The Assemblée Nationale (lower house) will debate the alleged use of poison gas by the Syrian regime on Wednesday but no vote is planned. According to one interpretation of the French constitution, a parliamentary vote on military action is impossible until four months after the President of the Republic decides to act.
President Obama’s decision to delay military strikes and seek Congressional approval has, however, caused a potential domestic crisis for President Hollande. Several senior opposition figures yesterday backed away from or directly criticised the planned French participation in US air raids on Syria. They called on the government to put the intervention to a vote on Wednesday.

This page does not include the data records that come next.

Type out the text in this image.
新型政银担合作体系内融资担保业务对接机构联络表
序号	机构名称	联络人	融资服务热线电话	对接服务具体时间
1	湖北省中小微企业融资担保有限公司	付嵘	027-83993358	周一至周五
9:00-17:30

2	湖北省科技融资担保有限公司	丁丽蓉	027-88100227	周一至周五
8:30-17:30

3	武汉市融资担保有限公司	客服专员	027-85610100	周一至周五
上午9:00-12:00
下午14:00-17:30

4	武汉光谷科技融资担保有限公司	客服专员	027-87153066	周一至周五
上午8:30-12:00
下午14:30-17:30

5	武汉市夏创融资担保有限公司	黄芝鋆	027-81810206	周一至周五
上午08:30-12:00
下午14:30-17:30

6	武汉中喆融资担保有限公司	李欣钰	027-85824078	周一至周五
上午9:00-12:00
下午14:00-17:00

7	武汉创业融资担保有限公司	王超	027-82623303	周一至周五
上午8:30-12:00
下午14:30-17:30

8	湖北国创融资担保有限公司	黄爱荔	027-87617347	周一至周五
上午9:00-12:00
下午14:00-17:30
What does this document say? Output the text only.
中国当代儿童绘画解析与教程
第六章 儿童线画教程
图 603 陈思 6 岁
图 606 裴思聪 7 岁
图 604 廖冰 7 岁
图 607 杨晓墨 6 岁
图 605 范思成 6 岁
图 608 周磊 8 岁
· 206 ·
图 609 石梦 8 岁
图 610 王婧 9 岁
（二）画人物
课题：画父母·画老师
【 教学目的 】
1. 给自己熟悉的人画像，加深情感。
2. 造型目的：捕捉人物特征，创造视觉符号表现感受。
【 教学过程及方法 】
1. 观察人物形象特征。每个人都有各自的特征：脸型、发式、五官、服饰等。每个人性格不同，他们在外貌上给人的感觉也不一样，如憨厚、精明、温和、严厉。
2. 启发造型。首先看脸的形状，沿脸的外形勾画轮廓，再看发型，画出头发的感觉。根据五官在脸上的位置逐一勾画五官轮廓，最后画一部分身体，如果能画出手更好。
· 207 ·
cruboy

Jean-Francois Copé, leader of the main centre-right party, who had previously supported Mr Hllande, said no raids should happen until UN inspectors had reported. The first secretary of Mr Hollande’s Socialist party, Harlem Desir, accused him of adopting the “Munich-like” approach of French politicians who appeased Nazism in the 1930s.
However, dissenting voices can also be found in the centre, the far right, the hard left and within Mr Hollande’s Socalist ranks. Opinion polls suggest that popular opposition is growing and stands at around 64 per cent.

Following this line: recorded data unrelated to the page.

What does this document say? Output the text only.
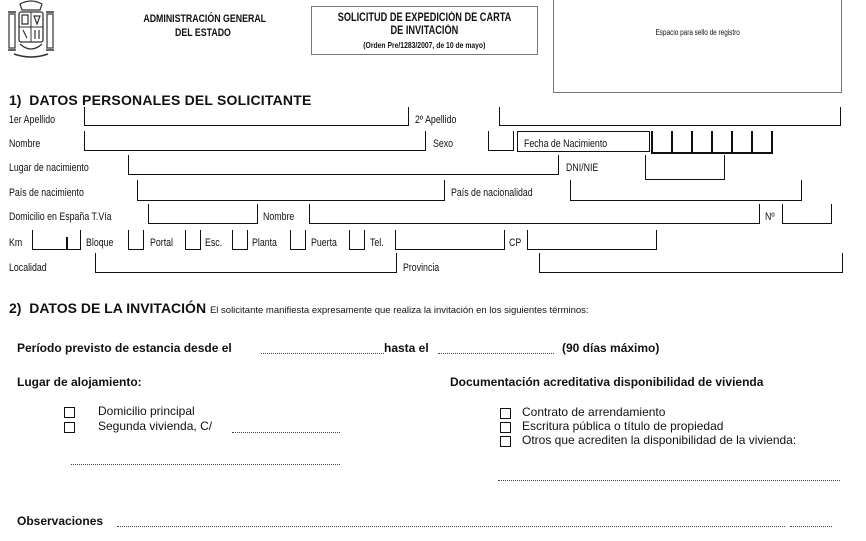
ADMINISTRACIÓN GENERAL
DEL ESTADO
SOLICITUD DE EXPEDICIÓN DE CARTA
DE INVITACIÓN
(Orden Pre/1283/2007, de 10 de mayo)
Espacio para sello de registro
1) DATOS PERSONALES DEL SOLICITANTE
1er Apellido	2º Apellido
Nombre	Sexo	Fecha de Nacimiento
Lugar de nacimiento	DNI/NIE
País de nacimiento	País de nacionalidad
Domicilio en España T.Vía	Nombre	Nº
Km	Bloque	Portal	Esc.	Planta	Puerta	Tel.	CP
Localidad	Provincia
2) DATOS DE LA INVITACIÓN El solicitante manifiesta expresamente que realiza la invitación en los siguientes términos:
Período previsto de estancia desde el	hasta el	(90 días máximo)
Lugar de alojamiento:
Domicilio principal
Segunda vivienda, C/
Documentación acreditativa disponibilidad de vivienda
Contrato de arrendamiento
Escritura pública o título de propiedad
Otros que acrediten la disponibilidad de la vivienda:
Observaciones
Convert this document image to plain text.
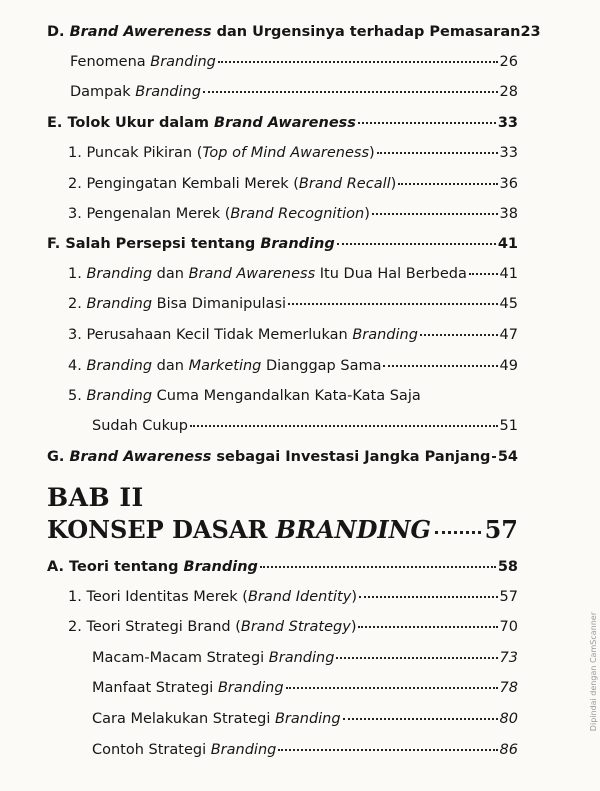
BAB II
KONSEP DASAR BRANDING 57
Dipindai dengan CamScanner
D. Brand Awereness dan Urgensinya terhadap Pemasaran 23
Fenomena Branding	26
Dampak Branding	28
E. Tolok Ukur dalam Brand Awareness	33
1. Puncak Pikiran (Top of Mind Awareness)	33
2. Pengingatan Kembali Merek (Brand Recall)	36
3. Pengenalan Merek (Brand Recognition)	38
F. Salah Persepsi tentang Branding	41
1. Branding dan Brand Awareness Itu Dua Hal Berbeda 41
2. Branding Bisa Dimanipulasi	45
3. Perusahaan Kecil Tidak Memerlukan Branding	47
4. Branding dan Marketing Dianggap Sama	49
5. Branding Cuma Mengandalkan Kata-Kata Saja
Sudah Cukup	51
G. Brand Awareness sebagai Investasi Jangka Panjang 54
A. Teori tentang Branding	58
1. Teori Identitas Merek (Brand Identity)	57
2. Teori Strategi Brand (Brand Strategy)	70
Macam-Macam Strategi Branding	73
Manfaat Strategi Branding	78
Cara Melakukan Strategi Branding	80
Contoh Strategi Branding	86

The interior minister, Manuel Valls, said yesterday that there was no question of France going it alone in air strikes on Syria if the US Congress voted against. “We need a coalition,” he said.

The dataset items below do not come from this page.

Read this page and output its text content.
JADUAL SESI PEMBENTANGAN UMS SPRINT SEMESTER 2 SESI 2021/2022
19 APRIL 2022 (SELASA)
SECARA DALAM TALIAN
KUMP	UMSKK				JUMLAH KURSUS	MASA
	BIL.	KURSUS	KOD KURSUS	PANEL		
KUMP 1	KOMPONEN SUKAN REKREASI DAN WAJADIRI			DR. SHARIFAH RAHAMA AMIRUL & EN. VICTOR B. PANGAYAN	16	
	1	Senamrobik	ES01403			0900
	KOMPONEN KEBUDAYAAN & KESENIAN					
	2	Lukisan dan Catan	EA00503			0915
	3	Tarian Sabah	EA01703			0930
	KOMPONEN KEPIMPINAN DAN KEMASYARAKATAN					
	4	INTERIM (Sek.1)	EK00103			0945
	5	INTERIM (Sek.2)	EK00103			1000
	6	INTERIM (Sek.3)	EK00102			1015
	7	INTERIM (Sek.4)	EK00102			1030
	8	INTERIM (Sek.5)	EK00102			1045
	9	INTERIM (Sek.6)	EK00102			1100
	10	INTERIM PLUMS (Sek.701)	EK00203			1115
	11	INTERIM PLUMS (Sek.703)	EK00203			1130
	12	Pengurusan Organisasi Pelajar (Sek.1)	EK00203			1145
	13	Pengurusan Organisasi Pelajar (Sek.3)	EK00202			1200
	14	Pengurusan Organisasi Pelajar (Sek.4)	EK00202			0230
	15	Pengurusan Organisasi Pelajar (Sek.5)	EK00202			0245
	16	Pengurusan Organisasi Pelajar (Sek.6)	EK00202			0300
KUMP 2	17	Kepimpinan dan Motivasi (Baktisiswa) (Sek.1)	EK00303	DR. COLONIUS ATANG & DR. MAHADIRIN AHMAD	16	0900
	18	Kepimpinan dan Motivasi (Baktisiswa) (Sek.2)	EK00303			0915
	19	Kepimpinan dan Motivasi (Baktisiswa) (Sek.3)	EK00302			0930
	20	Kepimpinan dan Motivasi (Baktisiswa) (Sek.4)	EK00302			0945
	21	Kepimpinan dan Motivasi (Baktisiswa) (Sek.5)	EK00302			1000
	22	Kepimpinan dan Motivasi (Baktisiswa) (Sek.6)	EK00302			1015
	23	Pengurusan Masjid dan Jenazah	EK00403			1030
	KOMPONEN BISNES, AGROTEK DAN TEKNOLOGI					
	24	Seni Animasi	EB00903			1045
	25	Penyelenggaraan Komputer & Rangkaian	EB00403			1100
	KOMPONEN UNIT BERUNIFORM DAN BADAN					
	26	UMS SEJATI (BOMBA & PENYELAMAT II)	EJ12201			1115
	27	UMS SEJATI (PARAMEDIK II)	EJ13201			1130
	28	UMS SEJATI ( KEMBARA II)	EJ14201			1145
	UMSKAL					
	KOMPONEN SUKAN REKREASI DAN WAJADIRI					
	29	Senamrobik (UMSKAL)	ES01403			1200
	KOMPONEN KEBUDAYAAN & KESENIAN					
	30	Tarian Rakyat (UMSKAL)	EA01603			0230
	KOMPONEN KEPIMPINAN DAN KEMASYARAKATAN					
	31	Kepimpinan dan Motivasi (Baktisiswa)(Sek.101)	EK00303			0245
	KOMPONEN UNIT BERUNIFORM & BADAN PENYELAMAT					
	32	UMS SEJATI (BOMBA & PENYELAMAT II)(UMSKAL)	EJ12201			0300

Opposition figures pointed out that this had put Mr Hollande in the “humiliating” position of having to wait for a US parliamentary vote before sending in the French military while refusing to allow a vote in France.
Mr Hollande had expected the air raids – including a substantial contribution by |France – to occur before Wednesday’s parliamentary debate in Paris. President Obama called him to say that he was postponing the strikes and seeking Congressional approval just before his announcement in the White House rose garden on Saturday.
The French government is expected to release today a four page synthesis of its own intelligence reports pointing to the responsibility of the Assad regime in the gas attacks on a Damascus suburb on 21 August. In an attempt to defuse the calls for a vote on Wednesday, the Prime Minister, Jean-Marc Ayrault, has also called principal opposition leaders and the heads of the national assembly senate defence and foreign affair committees to a briefing this evening.
The interior minister, Mr Valls, said the calls for a vote on Wednesday were unconstitutional. He pointed out that the wording of the Fifth Republic constitution stipulates that the President must “inform” parliament within three days of military action. The constitution goes on to say that a debate “can occur but it will not be followed by a vote.”
Parliamentary approval is need only if the fighting continues for more than four months.
Mr Valls said the French constitution could not be “altered according to daily events”. He said Mr Hollande’s determination to act was “intact”. The “worst thing would be to do nothing…the face of a crime against humanity,” he said.
Defence sources say that that the French share in any attack would not be just symbolic or passive. France does not have Tomahawk cruise missile but it does have modern weapons which would allow it to attack selected targets in western Syria without sending its aircraft into heavily-defended airspace.
The sources said that France would probably deploy Rafale fighter-bombers from bases in France or Djibouti. These aircraft carry SCALP-EH high-precision missiles which can be fired from 300 kilometres (almost 200 miles) away.